Mas paralelamente a essa revolução na qualidade de vida, há a mídia que dita o que é ou não bom, o que é ou não bonito, tanto denunciando maus hábitos, como colocando metas intangíveis em nossos objetivos de vida: o corpo da Gisele, a boca da Aline, o cabelo da Taís, a barriga da Carolina, a bumbum da Juliana, a pele da Débora, o sucesso da Glória e o marido da Angelina. Já sabemos que não há como atingir esses padrões, mas mesmo assim eles nos servem como referências do que deve ser atingido, criando uma angústia por “não sermos bons o bastante”. Essa angústia, somada a frustrações, medos e carências próprias de cada um, podem chegar a criar problemas de ordem emocional, aumentando muito o que já existe em estado latente internamente.
É isso que o profissional de estética observa em muitos pacientes: a procura por um padrão de beleza externa para aplacar alguma angústia interna, o que merece muito da nossa atenção. É comum que as pessoas queiram preencher sua carência afetiva tentando ficar mais bonitas para serem mais desejadas, por exemplo. Mas será que uma mudança externa pode acabar com frustrações internas? A resposta é não. Uma melhora externa pode ajudar, e muito, na segurança e auto-estima, mas não resolve carências, frustrações, maus-hábitos, decisões erradas ou uma vida estressante. É preciso pensar até onde o pavor das rugas não esconde a insegurança da velhice ou a busca da barriga perfeita não camufla a imaturidade de uma criança interna.

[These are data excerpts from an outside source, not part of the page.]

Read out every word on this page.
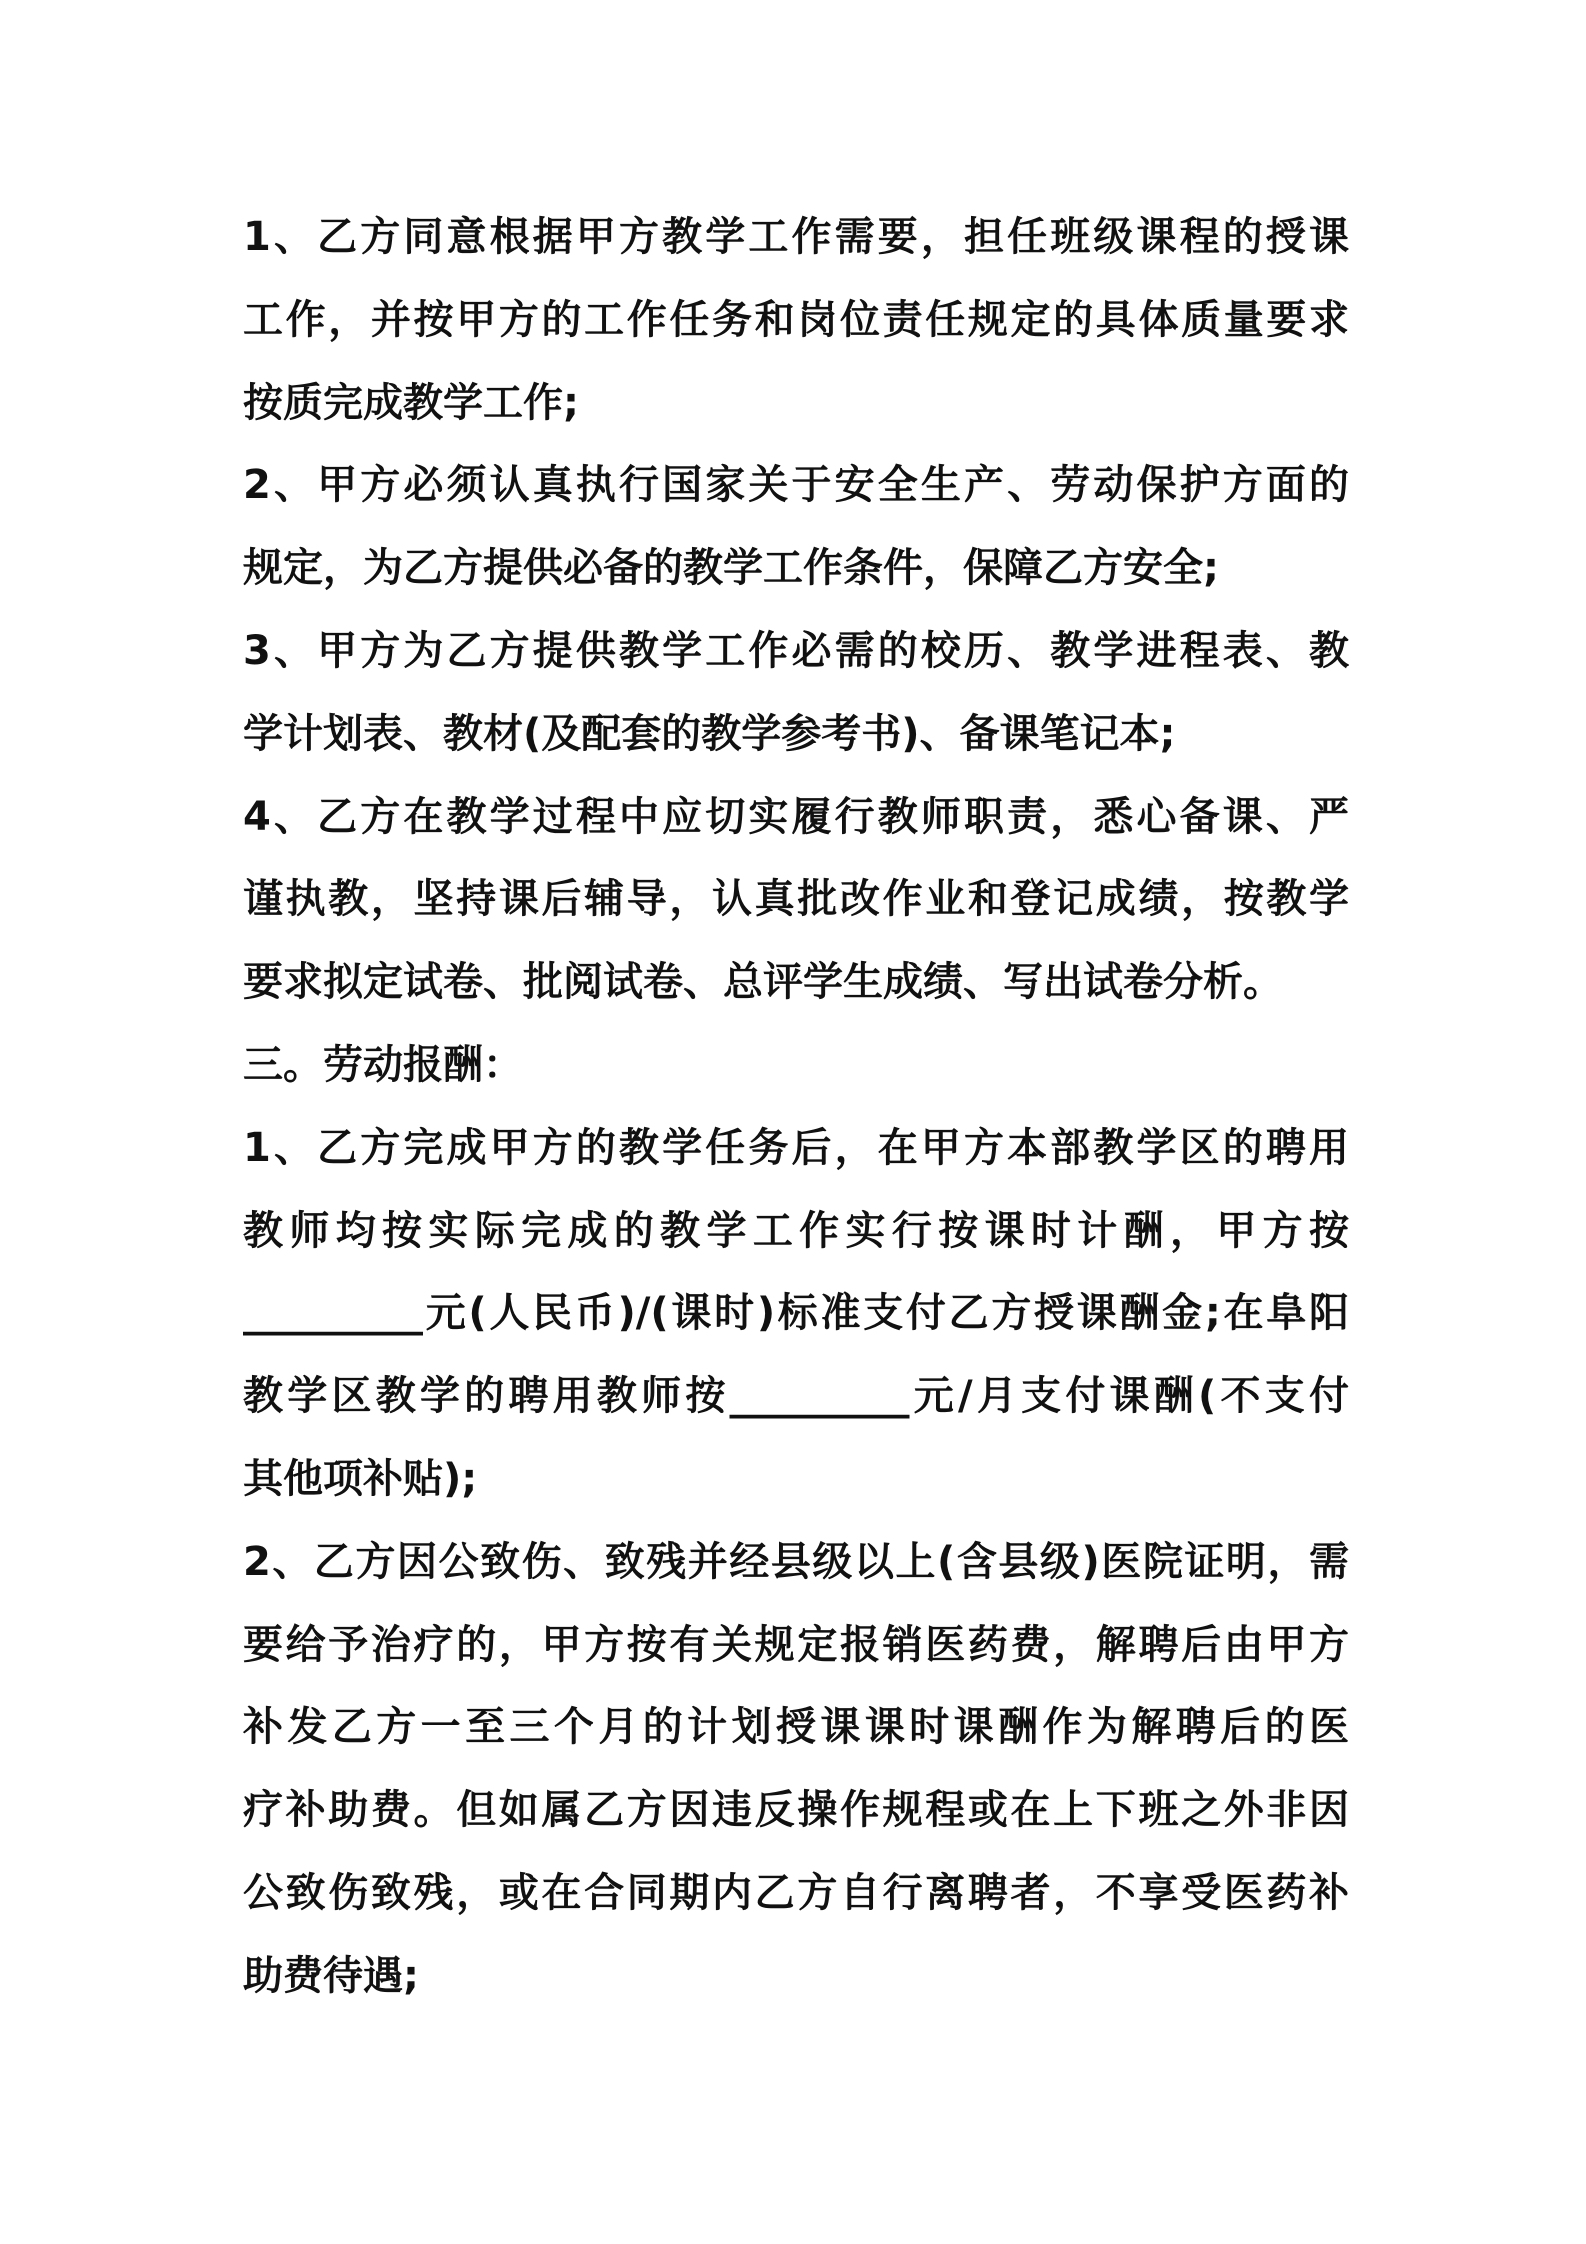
1、乙方同意根据甲方教学工作需要，担任班级课程的授课
工作，并按甲方的工作任务和岗位责任规定的具体质量要求
按质完成教学工作;
2、甲方必须认真执行国家关于安全生产、劳动保护方面的
规定，为乙方提供必备的教学工作条件，保障乙方安全;
3、甲方为乙方提供教学工作必需的校历、教学进程表、教
学计划表、教材(及配套的教学参考书)、备课笔记本;
4、乙方在教学过程中应切实履行教师职责，悉心备课、严
谨执教，坚持课后辅导，认真批改作业和登记成绩，按教学
要求拟定试卷、批阅试卷、总评学生成绩、写出试卷分析。
三。劳动报酬：
1、乙方完成甲方的教学任务后，在甲方本部教学区的聘用
教师均按实际完成的教学工作实行按课时计酬，甲方按
_________元(人民币)/(课时)标准支付乙方授课酬金;在阜阳
教学区教学的聘用教师按_________元/月支付课酬(不支付
其他项补贴);
2、乙方因公致伤、致残并经县级以上(含县级)医院证明，需
要给予治疗的，甲方按有关规定报销医药费，解聘后由甲方
补发乙方一至三个月的计划授课课时课酬作为解聘后的医
疗补助费。但如属乙方因违反操作规程或在上下班之外非因
公致伤致残，或在合同期内乙方自行离聘者，不享受医药补
助费待遇;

O que fica claro aqui é a necessidade de buscar soluções para resolver problemas internos e externos de forma associada, para que a busca da beleza e da saúde não seja algo sem fim, mas que tenha um fim tangível e que traga muita felicidade aos que a procuram. Ver um paciente feliz ao final de um procedimento é algo que recompensa todos os anos de estudo e dedicação do profissional, mas se este paciente estiver usando este tratamento, seja qual for, como escape para seus problemas emocionais, não haverá felicidade, mas mais e mais frustração, por mais que o tratamento tenha sido bem sucedido.
É por isso que há a necessidade de sermos cada vez mais interdisciplinares, ou seja, tratar o mesmo problema com áreas distintas, concomitantemente. Então, um tratamento estético pode ser acompanhado por uma psicoterapia breve e ter seus resultados ampliados, além de melhorar a satisfação e a felicidade de quem o faz, tendo um paciente mais bonito, por dentro e por fora.